Potem przychodzi czas na radosnego baczka, przejazd zwycięzcy, w tym roku ze sporą ilością kobiet na masce i z...Kaziem :]. Wszyscy wbiegają na tor aby pogratulować zwycięzcy, podrzucają go do góry , potem szpaka i...powrót na camping , gdzie...
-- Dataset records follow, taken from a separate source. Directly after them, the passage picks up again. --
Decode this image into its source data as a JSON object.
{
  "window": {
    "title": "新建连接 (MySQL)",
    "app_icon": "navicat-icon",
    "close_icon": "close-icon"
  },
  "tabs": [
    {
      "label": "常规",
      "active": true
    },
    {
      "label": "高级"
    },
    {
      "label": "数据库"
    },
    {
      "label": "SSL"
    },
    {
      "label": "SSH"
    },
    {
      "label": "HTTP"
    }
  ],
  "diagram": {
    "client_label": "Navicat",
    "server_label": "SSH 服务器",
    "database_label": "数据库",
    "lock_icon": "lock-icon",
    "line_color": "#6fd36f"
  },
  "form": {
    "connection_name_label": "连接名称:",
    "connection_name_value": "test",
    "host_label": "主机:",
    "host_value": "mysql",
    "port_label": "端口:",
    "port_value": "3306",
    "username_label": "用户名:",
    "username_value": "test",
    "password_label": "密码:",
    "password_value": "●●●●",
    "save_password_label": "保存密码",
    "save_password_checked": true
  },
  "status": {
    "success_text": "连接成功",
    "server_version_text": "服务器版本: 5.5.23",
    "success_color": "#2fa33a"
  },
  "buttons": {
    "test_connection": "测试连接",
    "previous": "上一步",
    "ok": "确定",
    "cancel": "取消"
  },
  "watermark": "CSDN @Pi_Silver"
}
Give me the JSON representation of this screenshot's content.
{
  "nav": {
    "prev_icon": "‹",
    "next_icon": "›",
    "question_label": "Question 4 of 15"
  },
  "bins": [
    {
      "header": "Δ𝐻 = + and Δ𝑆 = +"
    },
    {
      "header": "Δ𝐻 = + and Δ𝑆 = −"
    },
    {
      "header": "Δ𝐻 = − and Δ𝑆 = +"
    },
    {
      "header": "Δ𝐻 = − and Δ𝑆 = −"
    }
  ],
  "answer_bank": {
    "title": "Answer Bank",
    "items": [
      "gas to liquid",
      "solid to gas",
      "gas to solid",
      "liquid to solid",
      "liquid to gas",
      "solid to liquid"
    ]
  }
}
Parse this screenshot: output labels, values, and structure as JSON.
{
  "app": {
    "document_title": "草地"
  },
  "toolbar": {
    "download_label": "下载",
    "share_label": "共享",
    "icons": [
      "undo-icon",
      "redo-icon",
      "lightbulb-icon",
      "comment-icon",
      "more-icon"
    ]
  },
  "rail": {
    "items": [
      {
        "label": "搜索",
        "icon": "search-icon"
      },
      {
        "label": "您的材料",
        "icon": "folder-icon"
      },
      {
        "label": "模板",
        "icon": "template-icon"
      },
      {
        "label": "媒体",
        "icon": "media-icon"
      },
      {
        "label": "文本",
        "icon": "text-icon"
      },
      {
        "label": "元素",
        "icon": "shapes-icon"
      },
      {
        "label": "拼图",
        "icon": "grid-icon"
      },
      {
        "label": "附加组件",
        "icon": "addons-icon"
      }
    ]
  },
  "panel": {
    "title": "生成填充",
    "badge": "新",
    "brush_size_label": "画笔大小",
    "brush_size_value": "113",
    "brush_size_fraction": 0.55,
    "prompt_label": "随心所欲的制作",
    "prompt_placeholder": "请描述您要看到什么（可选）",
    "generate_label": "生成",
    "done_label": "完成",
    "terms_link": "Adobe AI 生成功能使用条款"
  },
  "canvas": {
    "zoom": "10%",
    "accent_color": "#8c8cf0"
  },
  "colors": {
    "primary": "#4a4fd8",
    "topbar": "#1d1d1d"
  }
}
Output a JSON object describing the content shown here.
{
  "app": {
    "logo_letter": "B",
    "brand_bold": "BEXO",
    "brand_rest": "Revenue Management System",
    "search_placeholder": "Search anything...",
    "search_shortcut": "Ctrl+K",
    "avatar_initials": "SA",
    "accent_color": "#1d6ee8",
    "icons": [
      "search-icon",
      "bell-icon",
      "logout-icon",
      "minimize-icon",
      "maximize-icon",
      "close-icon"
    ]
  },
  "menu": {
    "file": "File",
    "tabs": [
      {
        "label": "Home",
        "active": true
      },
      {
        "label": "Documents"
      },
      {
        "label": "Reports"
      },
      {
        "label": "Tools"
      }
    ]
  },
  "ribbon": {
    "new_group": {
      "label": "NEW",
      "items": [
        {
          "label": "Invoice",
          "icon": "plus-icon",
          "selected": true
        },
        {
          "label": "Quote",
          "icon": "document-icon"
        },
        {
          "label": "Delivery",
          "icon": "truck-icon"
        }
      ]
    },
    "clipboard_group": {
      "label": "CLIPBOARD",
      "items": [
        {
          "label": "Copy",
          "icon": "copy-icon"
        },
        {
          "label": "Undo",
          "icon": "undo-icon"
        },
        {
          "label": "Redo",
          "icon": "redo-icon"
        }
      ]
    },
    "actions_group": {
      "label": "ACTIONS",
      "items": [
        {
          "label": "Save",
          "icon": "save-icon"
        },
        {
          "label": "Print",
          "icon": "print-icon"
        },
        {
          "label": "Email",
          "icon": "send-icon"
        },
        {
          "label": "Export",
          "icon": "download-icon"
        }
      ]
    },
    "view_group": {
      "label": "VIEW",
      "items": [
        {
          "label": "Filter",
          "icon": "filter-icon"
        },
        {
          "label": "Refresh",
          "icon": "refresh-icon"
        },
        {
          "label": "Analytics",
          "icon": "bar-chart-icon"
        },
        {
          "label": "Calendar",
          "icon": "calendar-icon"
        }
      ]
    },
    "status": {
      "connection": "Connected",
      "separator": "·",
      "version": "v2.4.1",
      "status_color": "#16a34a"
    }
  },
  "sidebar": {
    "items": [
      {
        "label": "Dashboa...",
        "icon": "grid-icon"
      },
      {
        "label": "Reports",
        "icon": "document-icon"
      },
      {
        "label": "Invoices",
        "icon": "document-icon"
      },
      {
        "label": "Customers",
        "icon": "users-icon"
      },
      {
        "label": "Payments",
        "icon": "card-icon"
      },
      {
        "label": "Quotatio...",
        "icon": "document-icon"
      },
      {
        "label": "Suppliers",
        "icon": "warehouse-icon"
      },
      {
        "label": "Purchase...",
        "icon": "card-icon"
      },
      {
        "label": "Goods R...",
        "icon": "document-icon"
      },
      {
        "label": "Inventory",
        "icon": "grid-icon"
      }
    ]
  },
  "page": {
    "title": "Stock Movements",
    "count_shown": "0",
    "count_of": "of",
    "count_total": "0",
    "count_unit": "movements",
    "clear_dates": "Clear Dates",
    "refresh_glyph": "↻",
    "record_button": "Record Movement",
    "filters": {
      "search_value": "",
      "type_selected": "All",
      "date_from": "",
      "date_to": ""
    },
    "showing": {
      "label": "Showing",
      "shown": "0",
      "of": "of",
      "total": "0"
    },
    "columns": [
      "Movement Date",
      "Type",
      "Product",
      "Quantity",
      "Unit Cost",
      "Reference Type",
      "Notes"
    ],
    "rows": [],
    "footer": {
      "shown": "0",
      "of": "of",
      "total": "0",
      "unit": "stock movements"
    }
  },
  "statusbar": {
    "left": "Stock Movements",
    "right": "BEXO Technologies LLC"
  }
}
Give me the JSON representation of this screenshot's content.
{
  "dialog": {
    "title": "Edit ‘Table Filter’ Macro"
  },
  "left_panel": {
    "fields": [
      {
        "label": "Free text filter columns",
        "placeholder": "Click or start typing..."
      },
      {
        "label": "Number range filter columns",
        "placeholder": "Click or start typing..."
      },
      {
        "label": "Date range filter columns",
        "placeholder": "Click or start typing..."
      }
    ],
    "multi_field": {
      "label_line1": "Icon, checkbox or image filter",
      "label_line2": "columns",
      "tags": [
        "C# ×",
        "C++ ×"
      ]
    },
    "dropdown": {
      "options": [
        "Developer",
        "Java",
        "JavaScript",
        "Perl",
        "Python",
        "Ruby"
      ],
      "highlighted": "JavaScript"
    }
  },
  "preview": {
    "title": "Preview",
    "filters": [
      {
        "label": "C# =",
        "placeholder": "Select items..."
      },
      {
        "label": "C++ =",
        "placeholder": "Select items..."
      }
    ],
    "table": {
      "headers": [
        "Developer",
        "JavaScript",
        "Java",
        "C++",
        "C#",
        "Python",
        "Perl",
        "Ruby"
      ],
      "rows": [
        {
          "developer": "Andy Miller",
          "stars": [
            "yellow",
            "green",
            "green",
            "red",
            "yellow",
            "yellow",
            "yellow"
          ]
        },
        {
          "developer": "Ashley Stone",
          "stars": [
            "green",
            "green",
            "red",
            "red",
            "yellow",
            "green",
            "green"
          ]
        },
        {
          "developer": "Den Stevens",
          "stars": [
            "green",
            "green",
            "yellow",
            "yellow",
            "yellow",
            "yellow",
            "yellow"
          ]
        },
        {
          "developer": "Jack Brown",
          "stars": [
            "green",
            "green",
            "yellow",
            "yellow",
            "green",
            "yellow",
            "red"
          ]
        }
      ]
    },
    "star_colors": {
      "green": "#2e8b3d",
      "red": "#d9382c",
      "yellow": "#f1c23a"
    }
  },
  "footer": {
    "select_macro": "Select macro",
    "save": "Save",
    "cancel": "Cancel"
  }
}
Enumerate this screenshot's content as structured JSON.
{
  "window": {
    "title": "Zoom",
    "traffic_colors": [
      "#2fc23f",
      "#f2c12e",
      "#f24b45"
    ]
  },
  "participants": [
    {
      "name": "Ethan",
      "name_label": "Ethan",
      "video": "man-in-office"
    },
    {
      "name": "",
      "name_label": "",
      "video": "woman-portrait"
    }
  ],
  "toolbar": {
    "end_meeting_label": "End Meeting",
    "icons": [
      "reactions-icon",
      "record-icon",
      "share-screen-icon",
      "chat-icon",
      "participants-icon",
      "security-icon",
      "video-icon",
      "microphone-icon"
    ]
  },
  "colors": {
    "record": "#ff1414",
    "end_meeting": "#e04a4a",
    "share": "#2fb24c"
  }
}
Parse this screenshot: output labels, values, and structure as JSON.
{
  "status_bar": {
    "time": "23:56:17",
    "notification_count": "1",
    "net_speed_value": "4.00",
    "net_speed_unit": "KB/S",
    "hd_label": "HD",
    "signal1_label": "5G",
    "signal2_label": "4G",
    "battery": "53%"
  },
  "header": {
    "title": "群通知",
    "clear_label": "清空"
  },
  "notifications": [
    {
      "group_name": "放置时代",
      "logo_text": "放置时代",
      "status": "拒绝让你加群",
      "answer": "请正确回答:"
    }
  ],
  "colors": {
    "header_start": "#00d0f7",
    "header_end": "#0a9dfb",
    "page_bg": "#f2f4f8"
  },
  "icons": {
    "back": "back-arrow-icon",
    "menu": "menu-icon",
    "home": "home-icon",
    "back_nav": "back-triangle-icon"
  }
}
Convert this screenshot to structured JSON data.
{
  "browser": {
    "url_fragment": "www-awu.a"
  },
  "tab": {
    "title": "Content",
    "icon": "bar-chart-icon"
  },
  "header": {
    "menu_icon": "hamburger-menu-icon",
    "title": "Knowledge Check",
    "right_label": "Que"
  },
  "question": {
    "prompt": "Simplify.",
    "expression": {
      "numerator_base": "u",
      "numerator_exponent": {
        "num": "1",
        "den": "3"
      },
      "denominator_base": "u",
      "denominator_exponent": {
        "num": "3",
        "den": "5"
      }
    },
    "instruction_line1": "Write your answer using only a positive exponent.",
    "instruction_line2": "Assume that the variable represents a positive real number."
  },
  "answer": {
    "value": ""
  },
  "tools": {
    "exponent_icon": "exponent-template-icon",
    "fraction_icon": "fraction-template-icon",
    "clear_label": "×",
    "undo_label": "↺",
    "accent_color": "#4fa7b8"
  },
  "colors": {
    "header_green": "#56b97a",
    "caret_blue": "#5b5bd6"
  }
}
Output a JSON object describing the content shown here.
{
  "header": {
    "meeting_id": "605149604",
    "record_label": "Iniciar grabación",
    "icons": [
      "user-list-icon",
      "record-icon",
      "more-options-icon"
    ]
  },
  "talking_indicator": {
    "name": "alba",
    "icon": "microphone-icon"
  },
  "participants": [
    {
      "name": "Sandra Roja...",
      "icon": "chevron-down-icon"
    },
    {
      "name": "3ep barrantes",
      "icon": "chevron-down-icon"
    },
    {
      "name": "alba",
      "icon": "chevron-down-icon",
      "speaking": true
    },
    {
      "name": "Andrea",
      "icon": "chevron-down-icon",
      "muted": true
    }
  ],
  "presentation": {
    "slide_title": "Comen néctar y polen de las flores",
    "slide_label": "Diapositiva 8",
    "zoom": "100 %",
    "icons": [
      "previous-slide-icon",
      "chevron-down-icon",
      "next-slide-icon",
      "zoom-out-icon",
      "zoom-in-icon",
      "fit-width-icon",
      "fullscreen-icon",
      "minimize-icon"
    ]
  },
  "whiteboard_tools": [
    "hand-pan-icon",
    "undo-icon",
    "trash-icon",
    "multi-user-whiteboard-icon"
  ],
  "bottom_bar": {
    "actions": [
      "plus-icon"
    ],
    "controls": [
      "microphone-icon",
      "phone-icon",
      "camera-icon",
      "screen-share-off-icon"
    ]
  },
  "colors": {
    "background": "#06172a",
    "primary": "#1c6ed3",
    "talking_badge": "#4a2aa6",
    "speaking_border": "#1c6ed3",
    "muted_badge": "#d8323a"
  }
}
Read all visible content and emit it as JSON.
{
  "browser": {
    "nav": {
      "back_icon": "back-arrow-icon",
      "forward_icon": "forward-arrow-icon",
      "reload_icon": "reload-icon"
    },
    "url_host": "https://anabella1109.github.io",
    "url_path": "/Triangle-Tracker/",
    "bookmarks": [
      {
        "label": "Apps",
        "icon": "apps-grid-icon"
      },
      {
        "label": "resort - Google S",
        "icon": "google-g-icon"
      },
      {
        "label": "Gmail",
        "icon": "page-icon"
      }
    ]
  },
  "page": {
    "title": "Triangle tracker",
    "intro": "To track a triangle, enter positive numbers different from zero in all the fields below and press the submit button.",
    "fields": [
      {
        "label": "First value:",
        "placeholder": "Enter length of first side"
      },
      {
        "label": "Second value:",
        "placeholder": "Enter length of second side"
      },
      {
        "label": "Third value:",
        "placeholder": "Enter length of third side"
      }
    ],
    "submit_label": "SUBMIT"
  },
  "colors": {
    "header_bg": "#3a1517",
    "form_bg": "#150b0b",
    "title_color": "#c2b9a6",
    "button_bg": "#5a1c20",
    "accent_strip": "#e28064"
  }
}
Wszyscy staja samochodami z włączonymi światłami skierowanymi na stojących po środku zwycięzców ze swoimi maszynami. Uroczyste wręczenie pucharu i nagród odbywa się w entuzjastycznej atmosferze krzyków ,klaksonów, braw... .Potem wszyscy zostawiają swoje wymęczone całodziennymi zmaganiami maszyny na zasłużony odpoczynek, a sami udają się na ognisko.

 

Sznury kiełbadronów i strumienie piwa...Taaaaak to jest to, czego potrzeba po takiej porcji emocji. Wszyscy jesteśmy pogrążeni w rozmowach o tym jak kto pojechał, a jak kto nie pojechał i dlaczego tak a nie inaczej. Jakie najlepiej mieć opony, jak ustawić to i tamto.

 

W tym roku mieliśmy jeszcze przyjemność podziwiania tańca z ogniem...w wykonaniy Rastamana i jego koleżanki.

 

No i w pewnym momencie nastaje kolejny dzień...,dzień wyjazdu ! Poranne śniadanko na łonie natury...

 

Jak już wszyscy dojdą do siebie po wieczornych swawolach, mi to jakoś całkiem szybko przyszło w tym roku. Czas się ze wszystkimi pożegnać i w drogę. Oczywiście nie obeszło by się bez jakiejś usterki. No ale co poradzić coś za coś, jak się szaleje starym fordem to niestety czasem tak bywa, zwłaszcza że szpakowy kapeć dal z siebie wszystko.

 

Potem krótki postój na szamkę, i tu pierwsze skrzypce grały pyszne pierogi w dobrej cenie !! Postojowi i jedzeniu towarzyszyła szybka naprawa, a raczej odblokowanie tylniego mostu.

 

No i dalej cala ekipa ruszyła, celem dojechania do domu i rozkoszowania się zasłużonym odpoczynkiem...

 

Szybko wszystko nie ucichło bowiem jeszcze przez wiele dni ,po internetowym forum capri.pl rozchodziły się słowa uznania, komentarze i mile słowa zarówno uczestnikach jak i o organizatorach !!